Sayangnya, Persipura tak mampu mempertahankan keunggulannya. Selang beberapa menit atau tepatnya di menit 65, SFC berhasil menyamakan kedudukan melalui Pavel Solomin.

Dirinya berhasil memanfaatkan kesalahan Igbonefo yang tidak mampu mengamankan daerah pertahanan karena gagal menguasai bola dengan baik. Bola yang terlepas kemudian dikuasai Solomin yang kemudian melepaskan tendangan spekulatif ke gawang Jendry.
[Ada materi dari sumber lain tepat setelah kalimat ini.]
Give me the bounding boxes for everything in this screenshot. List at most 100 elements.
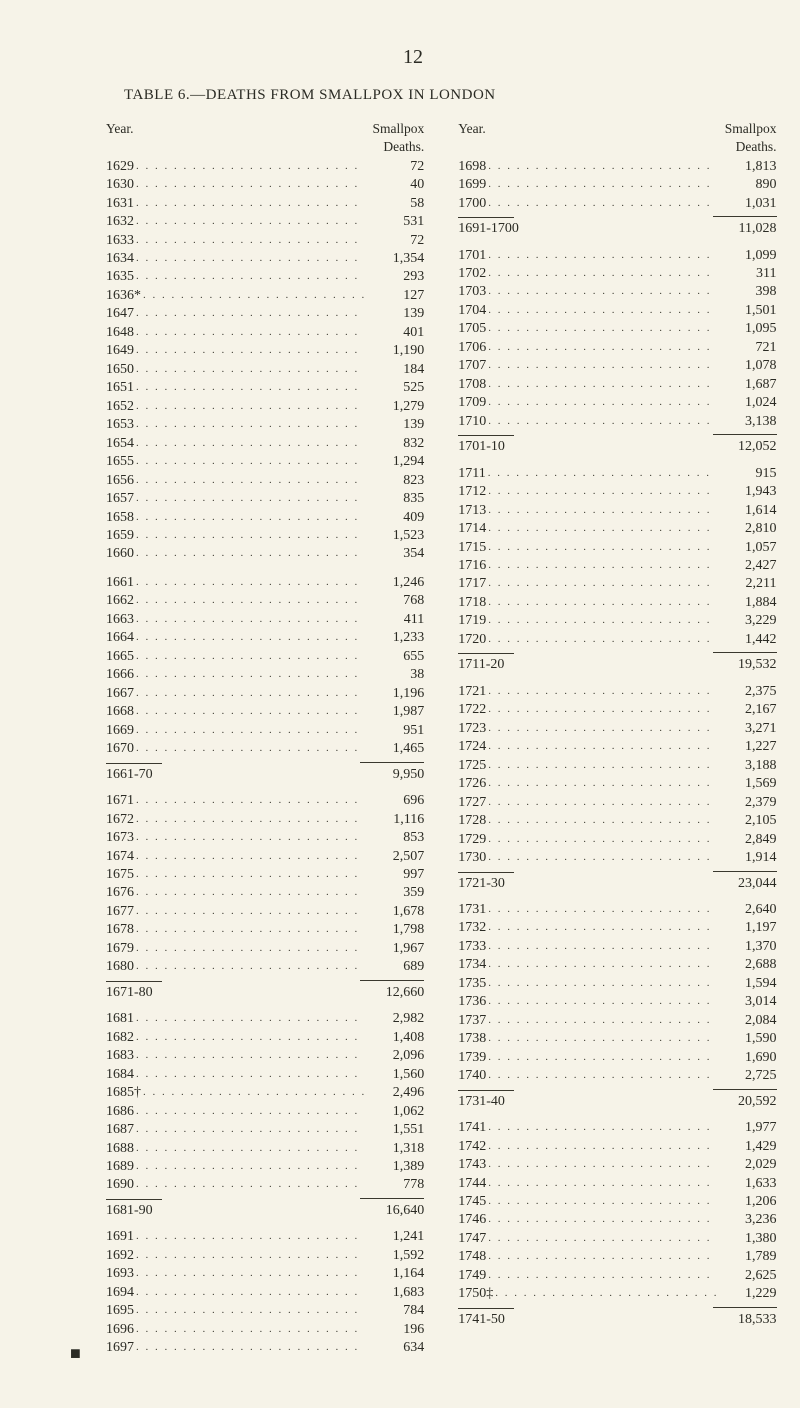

Tampaknya, Jendry terkejut dengan tembakan spekulasi Solomin sehingga tidak sempat mengantisipasinya. Kedudukan menjadi 2-2 dan bertahan sampai akhir pertandingan.

Demikian pula saat dilakukan perpanjangan waktu. Baik SFC maupun Persipura gagal mencetak gol.

SFC sesungguhnya sempat mencetak gol melalui Anoure Obiora di menit ke-101. Namun gol itu dianulir oleh wasit Jumadi Efendi. Meski sempat diprotes pemain SFC, namun wasit tetap pada keputusannya.

Babak perpanjangan waktu juga diwarnai dengan diusirnya Ian Kabes. Ia mendapat kartu kuning kedua setelah melakukan diving di kotak penalti pada menit ke-120. Namun tidak ada gol yang tercipta sehingga pertandingan harus diselesaikan melalui adu penalti.

Gumbs yang menjadi eksekutor pertama SFC sukses menuntaskan tugasnya. Tendangannya meluncur deras ke gawang Jendry.

Sementara, Igbonefo bertindak sebagai pengambil tendangan pertama Persipura. Ironisnya, ia mengambil ancang-ancang yang terlalu dekat. Hanya dua langkah sebelum menendang bola. Seperti diduga, tendangannya bisa diantisipasi Ferry.

Dirinya juga sukses membawa arah tendangan eksekutor kedua Persipura, Gerald. Sebaliknya, Solomin yang menjadi penendang kedua SFC berhasil menuntaskannya. Demikian pula dengan Rahmad Rivai.

Bek Ricardo Salampessy membuka peluang bagi Persipura saat menyelesaikan eksekusinya. Apalagi, Zah Rahan yang seharusnya menjadi penentu juga gagal.

Namun, Imanuel Wanggai yang seharusnya memperkecil ketinggalan justru gagal melakukan eksekusi. Tendangannya melambung dan SFC yang lolos ke final untuk ketiga kalinya secara berturut-turut.